Le dernier roman de Pascale Quiviger raconte le lent travail de deuil d’une femme écorchée, sans âge, qui erre dans divers lieux, réels et imaginaires. « Je voulais une maison pour qu’elle m’avale, je me souviens avoir pensé : j’aimerais tant être nulle part. Être nulle, annulée. » Dès les premières pages, elle déniche cette maison de lumière et de silence, mais elle rêve plus qu’elle n’habite ce refuge au bord de la mer, isolé dans son jardin, à l’abri du monde et des horreurs qui, parfois, le rendent inhabitable. La maison des temps rompus, c’est l’histoire d’une blessure, d’une perte immense.

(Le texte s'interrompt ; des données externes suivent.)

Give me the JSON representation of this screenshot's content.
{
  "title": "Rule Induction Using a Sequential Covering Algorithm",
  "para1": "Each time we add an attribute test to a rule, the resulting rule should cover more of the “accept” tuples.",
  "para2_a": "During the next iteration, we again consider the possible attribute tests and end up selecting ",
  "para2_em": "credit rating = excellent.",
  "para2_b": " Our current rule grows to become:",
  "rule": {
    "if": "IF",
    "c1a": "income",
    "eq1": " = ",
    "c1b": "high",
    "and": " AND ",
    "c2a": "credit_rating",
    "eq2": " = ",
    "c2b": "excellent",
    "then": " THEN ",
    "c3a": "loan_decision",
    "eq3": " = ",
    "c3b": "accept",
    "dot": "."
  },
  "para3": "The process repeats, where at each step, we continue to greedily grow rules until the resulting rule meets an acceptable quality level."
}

Le récit oscille entre le passé, bien réel, et un présent englué dans ce passé, un présent intermittent, en filigrane, un peu flou, lourd de mystères – qui est la fantomatique Adrienne Chantre dont les cheveux restent secs sous la pluie et dont l’image ne s’imprime pas sur la pellicule ? –, un présent tout entier consacré à la remontée d’un gouffre. « Le propre des remontées, c’est qu’elles se font à tâtons, dans le recherche du sens immédiat. Elles doivent s’arracher au confort relatif de la torpeur, briser l’attachement aux eaux troubles qui nous emportent et aux tristesses familières, se défaire du plaisir morbide de l’insoutenable. »

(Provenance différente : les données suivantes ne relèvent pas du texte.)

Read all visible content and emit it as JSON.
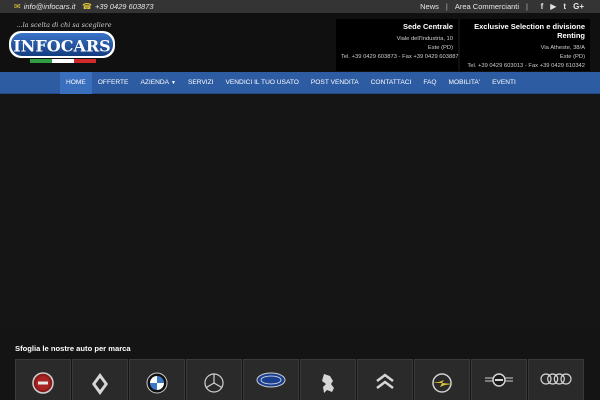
{
  "topbar": {
    "email": "info@infocars.it",
    "phone": "+39 0429 603873",
    "links": [
      "News",
      "Area Commercianti"
    ],
    "social": [
      {
        "icon": "facebook-icon",
        "glyph": "f"
      },
      {
        "icon": "youtube-icon",
        "glyph": "▶"
      },
      {
        "icon": "twitter-icon",
        "glyph": "t"
      },
      {
        "icon": "google-plus-icon",
        "glyph": "G+"
      }
    ]
  },
  "logo": {
    "tagline": "...la scelta di chi sa scegliere",
    "text": "INFOCARS"
  },
  "offices": [
    {
      "name": "Sede Centrale",
      "address": "Viale dell'Industria, 10",
      "city": "Este (PD)",
      "contacts": "Tel. +39 0429 603873 - Fax +39 0429 603887"
    },
    {
      "name": "Exclusive Selection e divisione Renting",
      "address": "Via Atheste, 38/A",
      "city": "Este (PD)",
      "contacts": "Tel. +39 0429 603013 - Fax +39 0429 610342"
    }
  ],
  "nav": {
    "items": [
      {
        "label": "HOME",
        "active": true,
        "dropdown": false
      },
      {
        "label": "OFFERTE",
        "active": false,
        "dropdown": false
      },
      {
        "label": "AZIENDA",
        "active": false,
        "dropdown": true
      },
      {
        "label": "SERVIZI",
        "active": false,
        "dropdown": false
      },
      {
        "label": "VENDICI IL TUO USATO",
        "active": false,
        "dropdown": false
      },
      {
        "label": "POST VENDITA",
        "active": false,
        "dropdown": false
      },
      {
        "label": "CONTATTACI",
        "active": false,
        "dropdown": false
      },
      {
        "label": "FAQ",
        "active": false,
        "dropdown": false
      },
      {
        "label": "MOBILITA'",
        "active": false,
        "dropdown": false
      },
      {
        "label": "EVENTI",
        "active": false,
        "dropdown": false
      }
    ]
  },
  "brands": {
    "title": "Sfoglia le nostre auto per marca",
    "items": [
      "fiat",
      "renault",
      "bmw",
      "mercedes",
      "ford",
      "peugeot",
      "citroen",
      "opel",
      "mini",
      "audi"
    ]
  },
  "colors": {
    "nav_blue": "#2e5ca3",
    "accent_yellow": "#d8c23c",
    "logo_blue": "#1d4fa0"
  }
}
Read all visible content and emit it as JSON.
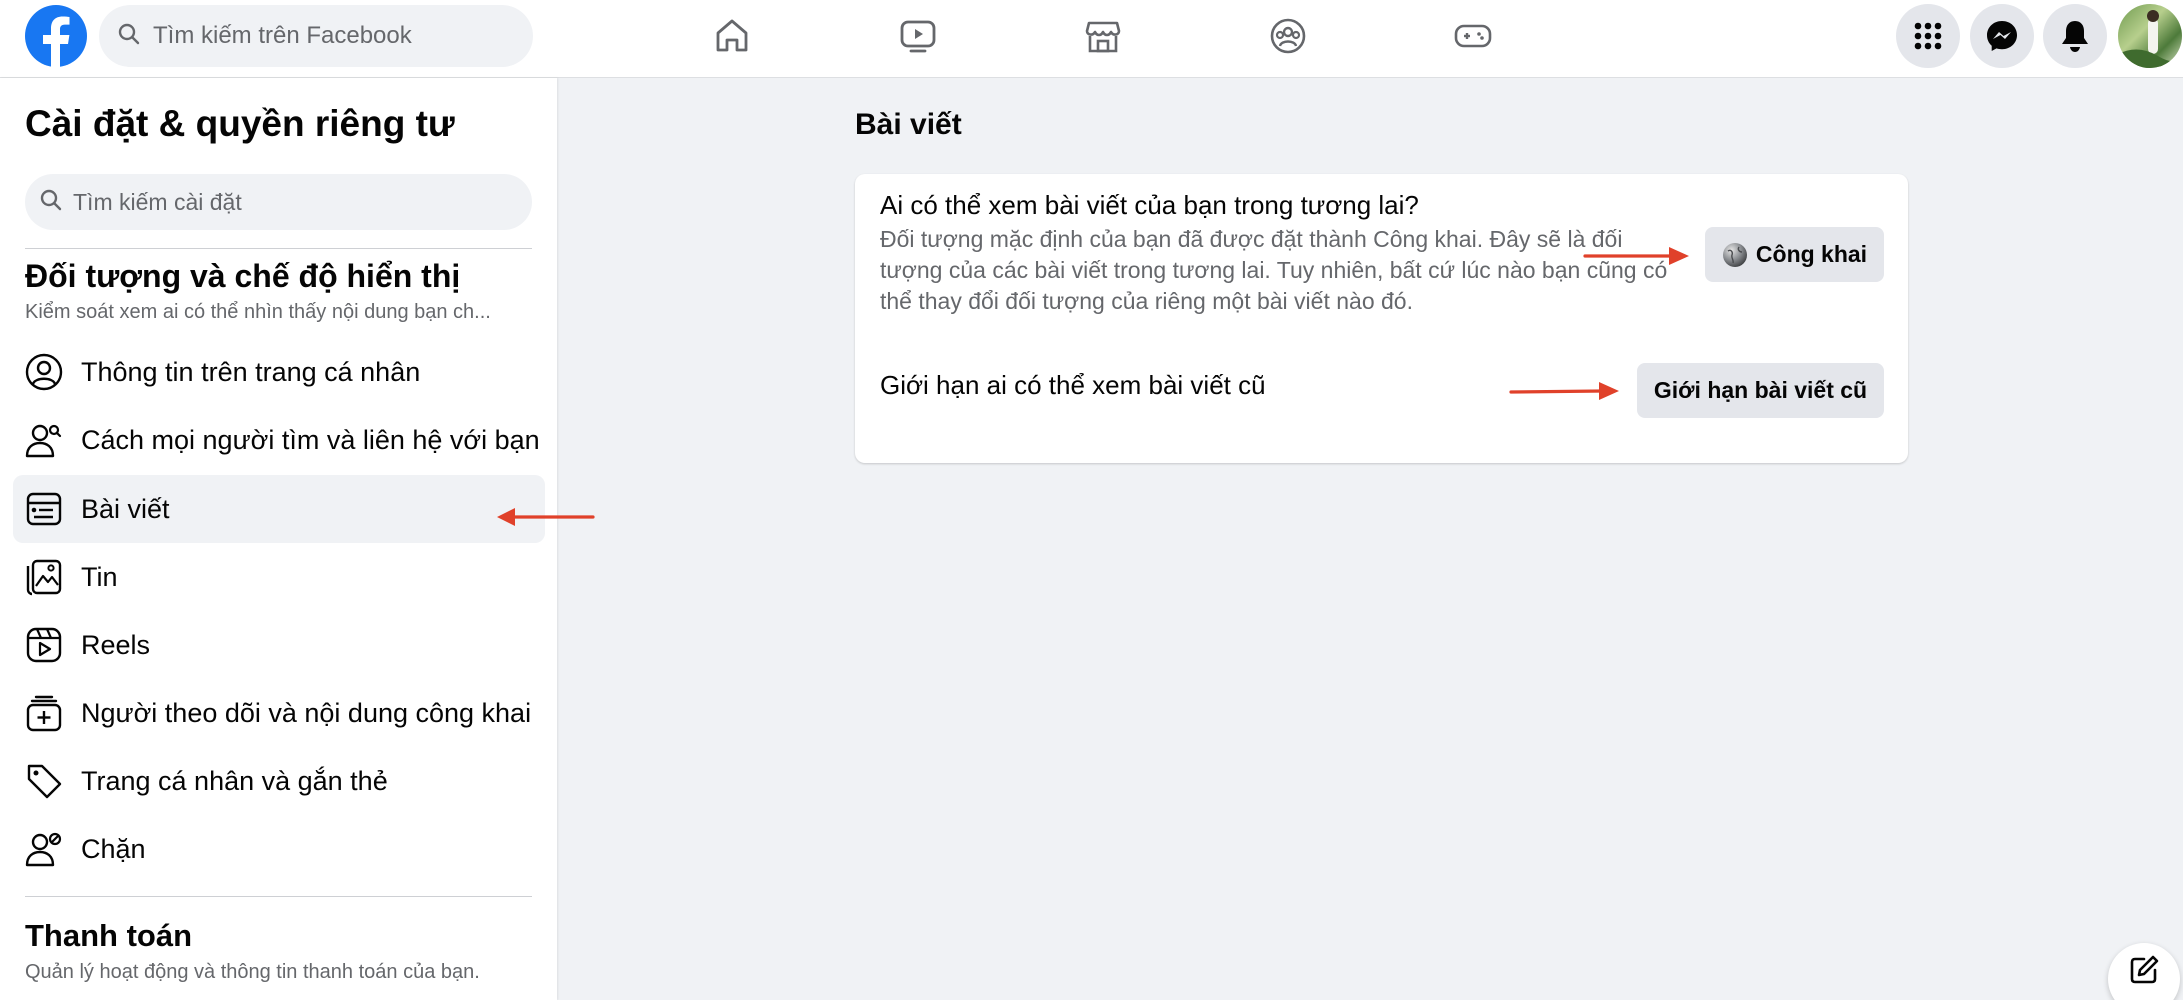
{
  "topbar": {
    "search_placeholder": "Tìm kiếm trên Facebook",
    "brand_color": "#1877f2",
    "nav_icons": [
      "home-icon",
      "video-icon",
      "marketplace-icon",
      "groups-icon",
      "gaming-icon"
    ],
    "action_icons": [
      "menu-grid-icon",
      "messenger-icon",
      "notifications-icon",
      "avatar"
    ]
  },
  "sidebar": {
    "title": "Cài đặt & quyền riêng tư",
    "search_placeholder": "Tìm kiếm cài đặt",
    "section1": {
      "title": "Đối tượng và chế độ hiển thị",
      "subtitle": "Kiểm soát xem ai có thể nhìn thấy nội dung bạn ch..."
    },
    "items": [
      {
        "label": "Thông tin trên trang cá nhân",
        "icon": "profile-icon"
      },
      {
        "label": "Cách mọi người tìm và liên hệ với bạn",
        "icon": "people-search-icon"
      },
      {
        "label": "Bài viết",
        "icon": "posts-icon",
        "active": true
      },
      {
        "label": "Tin",
        "icon": "stories-icon"
      },
      {
        "label": "Reels",
        "icon": "reels-icon"
      },
      {
        "label": "Người theo dõi và nội dung công khai",
        "icon": "followers-icon"
      },
      {
        "label": "Trang cá nhân và gắn thẻ",
        "icon": "tag-icon"
      },
      {
        "label": "Chặn",
        "icon": "block-icon"
      }
    ],
    "section2": {
      "title": "Thanh toán",
      "subtitle": "Quản lý hoạt động và thông tin thanh toán của bạn."
    }
  },
  "main": {
    "title": "Bài viết",
    "future_posts": {
      "question": "Ai có thể xem bài viết của bạn trong tương lai?",
      "description": "Đối tượng mặc định của bạn đã được đặt thành Công khai. Đây sẽ là đối tượng của các bài viết trong tương lai. Tuy nhiên, bất cứ lúc nào bạn cũng có thể thay đổi đối tượng của riêng một bài viết nào đó.",
      "button_label": "Công khai",
      "button_icon": "globe-icon"
    },
    "limit_past": {
      "label": "Giới hạn ai có thể xem bài viết cũ",
      "button_label": "Giới hạn bài viết cũ"
    }
  },
  "annotation_color": "#e0412a"
}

Dommage que le récit se détourne parfois de l’essentiel, que certains personnages, peu crédibles, y aient pris trop d’espace, comme pour meubler les pages. Ces incursions à la périphérie du sujet viennent malheureusement rompre la tonalité affective de l’écriture qui atteint, parfois, la densité de la prose poétique. Malgré plusieurs belles trouvailles, l’exploration de la plus grande douleur humaine manque ici de conviction, comme si le récit ne s’enracinait que dans l’imagination de l’auteure sans acquérir la force d’un témoignage.